使用惩罚加权归一化割算法对基因表达数据进行重叠聚类
Overlapping clustering of gene expression data using penalized weighted normalized cut.
作者信息
Teran Hidalgo Sebastian J, Zhu Tingyu, Wu Mengyun, Ma Shuangge
机构信息
Department of Biostatistics, Yale University, New Haven, Connecticut.
Department of Statistics, Xiamen University, Xiamen, China.
出版信息
Genet Epidemiol. 2018 Dec;42(8):796-811. doi: 10.1002/gepi.22164. Epub 2018 Oct 9.
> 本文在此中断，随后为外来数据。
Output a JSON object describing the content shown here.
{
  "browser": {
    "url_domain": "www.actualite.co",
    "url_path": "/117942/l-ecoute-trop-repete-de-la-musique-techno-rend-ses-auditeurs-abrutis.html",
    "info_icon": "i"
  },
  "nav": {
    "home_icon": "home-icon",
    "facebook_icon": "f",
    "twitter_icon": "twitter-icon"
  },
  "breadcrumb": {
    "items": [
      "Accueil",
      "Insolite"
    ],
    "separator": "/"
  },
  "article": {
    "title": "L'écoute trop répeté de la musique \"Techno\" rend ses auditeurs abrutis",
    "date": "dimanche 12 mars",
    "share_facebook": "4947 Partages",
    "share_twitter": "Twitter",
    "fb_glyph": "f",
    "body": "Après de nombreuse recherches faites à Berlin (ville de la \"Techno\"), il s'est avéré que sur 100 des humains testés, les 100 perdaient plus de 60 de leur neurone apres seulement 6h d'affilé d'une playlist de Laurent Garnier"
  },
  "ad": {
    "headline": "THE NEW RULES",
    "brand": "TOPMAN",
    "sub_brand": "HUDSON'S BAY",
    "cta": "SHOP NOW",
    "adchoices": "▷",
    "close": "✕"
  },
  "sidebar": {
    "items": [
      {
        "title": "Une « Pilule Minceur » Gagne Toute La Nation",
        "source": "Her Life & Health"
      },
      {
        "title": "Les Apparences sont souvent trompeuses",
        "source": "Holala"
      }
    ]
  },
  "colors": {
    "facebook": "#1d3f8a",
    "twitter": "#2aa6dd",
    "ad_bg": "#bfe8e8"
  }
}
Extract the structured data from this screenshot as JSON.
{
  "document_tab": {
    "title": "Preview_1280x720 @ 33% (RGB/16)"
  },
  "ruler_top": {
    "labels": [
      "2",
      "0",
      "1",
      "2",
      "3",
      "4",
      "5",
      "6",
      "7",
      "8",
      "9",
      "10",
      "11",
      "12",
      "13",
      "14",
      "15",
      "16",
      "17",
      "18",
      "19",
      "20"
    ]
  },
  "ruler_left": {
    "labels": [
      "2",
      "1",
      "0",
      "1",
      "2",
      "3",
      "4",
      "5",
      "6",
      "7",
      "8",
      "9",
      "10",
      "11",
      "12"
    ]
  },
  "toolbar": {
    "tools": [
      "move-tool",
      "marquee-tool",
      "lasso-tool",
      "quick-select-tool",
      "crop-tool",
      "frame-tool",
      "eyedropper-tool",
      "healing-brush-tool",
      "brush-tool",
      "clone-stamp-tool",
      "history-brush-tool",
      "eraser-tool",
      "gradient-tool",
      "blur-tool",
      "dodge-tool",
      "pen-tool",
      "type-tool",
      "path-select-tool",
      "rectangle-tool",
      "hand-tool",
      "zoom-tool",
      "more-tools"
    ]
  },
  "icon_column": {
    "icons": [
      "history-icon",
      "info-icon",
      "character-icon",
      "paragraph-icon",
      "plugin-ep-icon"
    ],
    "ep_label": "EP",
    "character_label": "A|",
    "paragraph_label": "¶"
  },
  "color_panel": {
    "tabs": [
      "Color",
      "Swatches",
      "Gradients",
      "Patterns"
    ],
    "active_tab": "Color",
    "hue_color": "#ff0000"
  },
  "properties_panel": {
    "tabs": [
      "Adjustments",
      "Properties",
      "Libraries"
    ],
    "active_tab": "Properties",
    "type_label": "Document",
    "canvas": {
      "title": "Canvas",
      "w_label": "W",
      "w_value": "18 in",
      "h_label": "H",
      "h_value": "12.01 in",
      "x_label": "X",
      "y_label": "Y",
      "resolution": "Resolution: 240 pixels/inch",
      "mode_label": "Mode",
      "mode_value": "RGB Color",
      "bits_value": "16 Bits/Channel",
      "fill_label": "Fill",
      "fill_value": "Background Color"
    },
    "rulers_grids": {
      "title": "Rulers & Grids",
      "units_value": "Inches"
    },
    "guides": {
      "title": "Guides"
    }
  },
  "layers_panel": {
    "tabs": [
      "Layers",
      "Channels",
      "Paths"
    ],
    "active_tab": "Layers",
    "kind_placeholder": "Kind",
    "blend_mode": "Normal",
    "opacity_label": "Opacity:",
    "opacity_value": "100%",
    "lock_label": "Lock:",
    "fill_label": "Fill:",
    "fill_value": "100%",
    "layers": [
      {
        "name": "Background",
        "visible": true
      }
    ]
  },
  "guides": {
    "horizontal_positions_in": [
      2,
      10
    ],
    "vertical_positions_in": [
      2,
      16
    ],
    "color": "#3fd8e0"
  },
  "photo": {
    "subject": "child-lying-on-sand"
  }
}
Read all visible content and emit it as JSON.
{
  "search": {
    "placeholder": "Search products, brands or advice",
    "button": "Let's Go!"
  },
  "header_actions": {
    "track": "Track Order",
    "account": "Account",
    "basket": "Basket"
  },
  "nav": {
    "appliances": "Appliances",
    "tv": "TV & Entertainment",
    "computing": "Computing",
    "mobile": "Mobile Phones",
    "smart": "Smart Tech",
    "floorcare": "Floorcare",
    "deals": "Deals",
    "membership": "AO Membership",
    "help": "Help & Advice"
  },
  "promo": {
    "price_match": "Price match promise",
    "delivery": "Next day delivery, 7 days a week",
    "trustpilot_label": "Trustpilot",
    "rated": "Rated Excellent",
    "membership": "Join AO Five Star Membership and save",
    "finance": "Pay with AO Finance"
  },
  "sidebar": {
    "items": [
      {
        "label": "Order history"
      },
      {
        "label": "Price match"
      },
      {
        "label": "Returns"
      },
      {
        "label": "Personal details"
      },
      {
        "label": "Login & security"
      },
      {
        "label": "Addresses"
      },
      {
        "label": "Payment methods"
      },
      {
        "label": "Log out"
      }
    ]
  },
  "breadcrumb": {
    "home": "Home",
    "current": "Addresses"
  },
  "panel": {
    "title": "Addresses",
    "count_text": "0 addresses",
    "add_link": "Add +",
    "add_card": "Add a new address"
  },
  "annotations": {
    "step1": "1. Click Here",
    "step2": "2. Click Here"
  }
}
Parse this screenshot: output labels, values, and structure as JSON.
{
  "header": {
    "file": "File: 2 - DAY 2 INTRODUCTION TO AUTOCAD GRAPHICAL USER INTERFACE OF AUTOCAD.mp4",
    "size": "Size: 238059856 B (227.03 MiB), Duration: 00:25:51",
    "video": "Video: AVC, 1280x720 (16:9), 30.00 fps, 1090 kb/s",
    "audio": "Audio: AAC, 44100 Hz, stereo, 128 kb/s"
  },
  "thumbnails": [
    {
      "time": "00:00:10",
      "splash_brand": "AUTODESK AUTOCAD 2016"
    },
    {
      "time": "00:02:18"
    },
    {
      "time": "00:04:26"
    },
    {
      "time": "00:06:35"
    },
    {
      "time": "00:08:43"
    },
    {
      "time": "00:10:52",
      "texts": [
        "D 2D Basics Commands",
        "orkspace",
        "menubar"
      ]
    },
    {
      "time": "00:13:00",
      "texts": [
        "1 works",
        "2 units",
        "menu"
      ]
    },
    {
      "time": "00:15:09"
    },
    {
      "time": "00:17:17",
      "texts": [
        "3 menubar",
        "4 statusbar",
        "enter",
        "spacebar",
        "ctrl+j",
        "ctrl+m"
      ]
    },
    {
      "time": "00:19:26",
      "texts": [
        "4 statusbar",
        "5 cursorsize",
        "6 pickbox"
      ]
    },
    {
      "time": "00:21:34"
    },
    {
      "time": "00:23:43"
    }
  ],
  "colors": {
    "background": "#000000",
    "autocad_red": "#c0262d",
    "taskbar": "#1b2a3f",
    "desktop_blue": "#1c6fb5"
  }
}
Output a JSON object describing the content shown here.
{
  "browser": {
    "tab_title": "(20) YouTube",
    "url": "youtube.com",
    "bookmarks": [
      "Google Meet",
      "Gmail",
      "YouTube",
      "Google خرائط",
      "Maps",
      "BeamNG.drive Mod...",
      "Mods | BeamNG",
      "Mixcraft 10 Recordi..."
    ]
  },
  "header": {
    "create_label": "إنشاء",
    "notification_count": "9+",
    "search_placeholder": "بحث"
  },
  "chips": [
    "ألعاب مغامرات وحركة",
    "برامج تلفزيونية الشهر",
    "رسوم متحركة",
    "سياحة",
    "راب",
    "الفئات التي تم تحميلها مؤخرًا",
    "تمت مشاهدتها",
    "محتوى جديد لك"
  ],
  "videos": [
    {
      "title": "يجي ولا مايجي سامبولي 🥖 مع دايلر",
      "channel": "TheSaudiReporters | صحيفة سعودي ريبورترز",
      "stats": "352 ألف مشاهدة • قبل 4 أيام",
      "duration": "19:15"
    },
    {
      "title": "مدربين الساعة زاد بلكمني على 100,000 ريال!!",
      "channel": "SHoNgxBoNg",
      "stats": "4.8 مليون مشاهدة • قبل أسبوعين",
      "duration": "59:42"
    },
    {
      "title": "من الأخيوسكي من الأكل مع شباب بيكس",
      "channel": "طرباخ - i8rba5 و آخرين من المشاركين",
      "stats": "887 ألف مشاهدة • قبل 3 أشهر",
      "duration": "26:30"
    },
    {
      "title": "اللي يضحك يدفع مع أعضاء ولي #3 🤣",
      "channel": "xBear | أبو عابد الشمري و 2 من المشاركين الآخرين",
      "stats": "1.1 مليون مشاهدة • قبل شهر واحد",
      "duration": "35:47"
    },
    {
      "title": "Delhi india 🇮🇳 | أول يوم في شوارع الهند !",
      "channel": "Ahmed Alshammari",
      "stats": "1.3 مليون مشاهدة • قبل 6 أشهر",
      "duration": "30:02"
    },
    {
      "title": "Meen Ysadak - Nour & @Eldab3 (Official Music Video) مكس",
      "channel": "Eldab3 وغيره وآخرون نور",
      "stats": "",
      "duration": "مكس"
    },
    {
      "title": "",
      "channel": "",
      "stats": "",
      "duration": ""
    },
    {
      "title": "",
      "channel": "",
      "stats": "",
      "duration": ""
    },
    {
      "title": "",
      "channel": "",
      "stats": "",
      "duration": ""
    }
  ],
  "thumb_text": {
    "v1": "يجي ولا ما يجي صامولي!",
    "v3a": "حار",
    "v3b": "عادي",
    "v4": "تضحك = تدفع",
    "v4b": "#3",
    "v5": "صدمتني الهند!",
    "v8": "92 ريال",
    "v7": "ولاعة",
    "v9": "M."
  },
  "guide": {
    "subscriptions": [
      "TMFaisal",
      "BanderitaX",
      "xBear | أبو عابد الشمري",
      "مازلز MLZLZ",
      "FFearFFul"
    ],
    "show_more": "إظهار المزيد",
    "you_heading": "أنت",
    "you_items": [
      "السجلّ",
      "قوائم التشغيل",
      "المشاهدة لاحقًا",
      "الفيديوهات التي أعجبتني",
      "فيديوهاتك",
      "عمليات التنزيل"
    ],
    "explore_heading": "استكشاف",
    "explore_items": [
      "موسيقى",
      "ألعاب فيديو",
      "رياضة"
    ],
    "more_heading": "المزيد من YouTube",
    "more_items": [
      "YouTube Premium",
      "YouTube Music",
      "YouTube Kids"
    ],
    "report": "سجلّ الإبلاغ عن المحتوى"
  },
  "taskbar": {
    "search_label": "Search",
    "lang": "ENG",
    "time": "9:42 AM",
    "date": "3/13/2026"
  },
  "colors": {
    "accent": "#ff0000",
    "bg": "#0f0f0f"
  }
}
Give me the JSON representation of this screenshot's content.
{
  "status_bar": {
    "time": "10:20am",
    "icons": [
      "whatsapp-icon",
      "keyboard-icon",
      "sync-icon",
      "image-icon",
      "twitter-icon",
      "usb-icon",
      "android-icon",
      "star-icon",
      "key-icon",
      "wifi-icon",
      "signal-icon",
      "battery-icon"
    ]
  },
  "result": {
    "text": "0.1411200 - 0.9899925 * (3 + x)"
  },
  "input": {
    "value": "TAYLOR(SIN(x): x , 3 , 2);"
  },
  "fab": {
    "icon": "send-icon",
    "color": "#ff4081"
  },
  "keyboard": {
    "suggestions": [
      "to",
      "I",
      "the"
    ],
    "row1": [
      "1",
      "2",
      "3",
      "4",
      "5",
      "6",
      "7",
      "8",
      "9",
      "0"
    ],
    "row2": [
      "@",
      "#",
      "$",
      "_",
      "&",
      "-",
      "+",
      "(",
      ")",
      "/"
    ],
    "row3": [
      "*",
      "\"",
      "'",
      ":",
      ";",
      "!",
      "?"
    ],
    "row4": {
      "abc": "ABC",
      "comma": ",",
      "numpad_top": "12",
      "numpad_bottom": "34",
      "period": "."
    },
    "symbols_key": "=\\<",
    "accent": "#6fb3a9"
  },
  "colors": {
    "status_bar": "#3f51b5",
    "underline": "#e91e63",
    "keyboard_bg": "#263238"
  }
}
Clustering has been widely conducted in the analysis of gene expression data. For complex diseases, it has played an important role in identifying unknown functions of genes, serving as the basis of other analysis, and others. A common limitation of most existing clustering approaches is to assume that genes are separated into disjoint clusters. As genes often have multiple functions and thus can belong to more than one functional cluster, the disjoint clustering results can be unsatisfactory. In addition, due to the small sample sizes of genetic profiling studies and other factors, there may not be sufficient evidence to confirm the specific functions of some genes and cluster them definitively into disjoint clusters. In this study, we develop an effective overlapping clustering approach, which takes account into the multiplicity of gene functions and lack of certainty in practical analysis. A penalized weighted normalized cut (PWNCut) criterion is proposed based on the NCut technique and an norm constraint. It outperforms multiple competitors in simulation. The analysis of the cancer genome atlas (TCGA) data on breast cancer and cervical cancer leads to biologically sensible findings which differ from those using the alternatives. To facilitate implementation, we develop the function pwncut in the R package NCutYX.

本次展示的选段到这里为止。